ʻAn Eye for an Eyeʼ is a powerful piece of writing, free – agonizingly wrenched from – the defects of the other essays from the moral period: idealism, subjectivism, elitism. The references elsewhere to the inevitability of failure and violence, uncertainty and risk (ʻPyrrhus and Cineasʼ), to the ʻtragic ambiguityʼ of human existence (ʻIntroduction to An Ethics of Ambiguityʼ, 1946), take concrete form in the deliberations of ʻAn Eye for an Eyeʼ. The ʻsovereign subjectʼ of Beauvoirʼs extreme existentialism seems to feel itself swayed and buffeted by society and history, and the unpleasant tone of self-assurance and class conﬁdence dissolves into genuine uncertainty. The philosophical issue – the idea of punishment – is all the more strongly posed for being unresolved; Beauvoirʼs point, indeed, is that it is unresolvable.

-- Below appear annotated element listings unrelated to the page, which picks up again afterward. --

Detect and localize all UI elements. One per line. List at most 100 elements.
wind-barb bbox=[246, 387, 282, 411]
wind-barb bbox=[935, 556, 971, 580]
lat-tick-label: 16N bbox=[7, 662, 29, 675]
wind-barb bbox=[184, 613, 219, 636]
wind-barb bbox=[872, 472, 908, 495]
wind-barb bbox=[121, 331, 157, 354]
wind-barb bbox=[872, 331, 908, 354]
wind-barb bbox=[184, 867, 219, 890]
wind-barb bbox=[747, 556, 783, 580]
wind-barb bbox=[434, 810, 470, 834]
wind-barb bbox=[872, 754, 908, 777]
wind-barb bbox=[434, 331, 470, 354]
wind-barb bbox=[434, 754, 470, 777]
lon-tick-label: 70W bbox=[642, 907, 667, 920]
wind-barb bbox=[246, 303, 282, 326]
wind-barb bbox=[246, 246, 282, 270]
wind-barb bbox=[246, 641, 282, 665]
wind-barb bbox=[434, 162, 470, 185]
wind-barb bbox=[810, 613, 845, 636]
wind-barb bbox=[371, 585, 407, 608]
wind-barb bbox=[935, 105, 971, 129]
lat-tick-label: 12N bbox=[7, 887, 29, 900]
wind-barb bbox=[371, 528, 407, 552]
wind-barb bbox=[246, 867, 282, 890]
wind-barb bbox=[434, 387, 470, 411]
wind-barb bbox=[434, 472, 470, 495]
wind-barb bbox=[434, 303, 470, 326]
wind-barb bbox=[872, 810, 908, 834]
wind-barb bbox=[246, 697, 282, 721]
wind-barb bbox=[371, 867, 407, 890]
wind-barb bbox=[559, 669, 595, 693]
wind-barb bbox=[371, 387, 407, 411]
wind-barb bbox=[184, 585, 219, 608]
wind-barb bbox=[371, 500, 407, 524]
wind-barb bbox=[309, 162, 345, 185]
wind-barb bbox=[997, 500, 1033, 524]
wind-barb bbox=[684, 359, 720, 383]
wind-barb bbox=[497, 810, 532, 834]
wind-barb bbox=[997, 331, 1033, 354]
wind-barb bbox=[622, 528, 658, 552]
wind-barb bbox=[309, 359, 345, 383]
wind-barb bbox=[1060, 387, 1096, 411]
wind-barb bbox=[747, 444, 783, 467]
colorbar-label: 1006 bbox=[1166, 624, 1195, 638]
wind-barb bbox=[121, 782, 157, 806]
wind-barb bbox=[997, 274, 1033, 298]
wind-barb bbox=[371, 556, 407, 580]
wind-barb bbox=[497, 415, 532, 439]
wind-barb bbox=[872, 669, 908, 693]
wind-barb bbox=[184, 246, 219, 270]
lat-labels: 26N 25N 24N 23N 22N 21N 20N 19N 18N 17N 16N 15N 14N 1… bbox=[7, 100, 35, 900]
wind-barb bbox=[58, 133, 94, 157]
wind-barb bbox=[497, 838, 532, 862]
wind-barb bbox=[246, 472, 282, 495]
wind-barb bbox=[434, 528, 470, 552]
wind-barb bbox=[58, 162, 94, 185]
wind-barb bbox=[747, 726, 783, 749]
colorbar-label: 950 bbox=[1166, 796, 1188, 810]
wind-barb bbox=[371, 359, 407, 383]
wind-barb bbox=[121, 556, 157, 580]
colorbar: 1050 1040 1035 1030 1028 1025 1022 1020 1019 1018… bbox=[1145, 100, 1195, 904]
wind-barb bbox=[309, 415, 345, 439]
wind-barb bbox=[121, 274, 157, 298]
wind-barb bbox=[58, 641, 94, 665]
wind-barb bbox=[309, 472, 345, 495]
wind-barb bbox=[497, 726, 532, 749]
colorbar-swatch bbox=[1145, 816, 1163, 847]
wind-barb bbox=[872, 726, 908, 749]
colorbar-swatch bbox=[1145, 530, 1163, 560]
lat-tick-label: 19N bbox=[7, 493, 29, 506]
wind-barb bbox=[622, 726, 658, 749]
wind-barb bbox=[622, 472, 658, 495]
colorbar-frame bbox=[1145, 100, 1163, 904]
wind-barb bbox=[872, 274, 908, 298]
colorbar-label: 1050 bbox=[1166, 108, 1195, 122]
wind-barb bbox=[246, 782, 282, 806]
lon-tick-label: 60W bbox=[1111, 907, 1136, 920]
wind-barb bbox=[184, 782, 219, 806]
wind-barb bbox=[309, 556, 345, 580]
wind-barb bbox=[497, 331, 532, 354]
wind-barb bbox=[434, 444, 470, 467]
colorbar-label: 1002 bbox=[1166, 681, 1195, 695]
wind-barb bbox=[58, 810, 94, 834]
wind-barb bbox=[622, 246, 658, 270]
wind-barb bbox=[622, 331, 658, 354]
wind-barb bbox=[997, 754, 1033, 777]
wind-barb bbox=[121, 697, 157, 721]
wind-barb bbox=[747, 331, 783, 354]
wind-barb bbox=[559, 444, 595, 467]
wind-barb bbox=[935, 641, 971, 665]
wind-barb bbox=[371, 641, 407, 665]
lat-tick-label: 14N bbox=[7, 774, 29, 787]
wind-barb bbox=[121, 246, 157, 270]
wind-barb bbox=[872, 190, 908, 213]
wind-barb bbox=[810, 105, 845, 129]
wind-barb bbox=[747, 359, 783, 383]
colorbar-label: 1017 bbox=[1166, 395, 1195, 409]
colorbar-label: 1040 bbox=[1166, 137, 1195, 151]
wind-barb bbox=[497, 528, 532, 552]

ʻAn Eye for an Eyeʼ offers a taste of Beauvoir at her best, very far from the doyenne of existentialism who wrote ʻJean-Paul Sartreʼ. Her review of Phenomenology of Perception demonstrates what an astute reader she could be, in contrast to the sloppy references to Heidegger that contribute to making ʻPyrrhus and Cineasʼ such an excruciating read. ʻAn Existentialist Looks at Americansʼ is nothing compared to Beauvoirʼs more considered America Day by Day, an account of the four-month trip to the USA that seemed to open her eyes to the kind of social criticism that spawned The Second Sex – one of the most important books of the twentieth century and so far superior to the empty abstraction of the moral period represented in the Philosophical Writings. It would be a terrible mistake to judge Beauvoirʼs philosophical work on the basis of this volume. To that extent the wisdom of its presentation must surely be in question.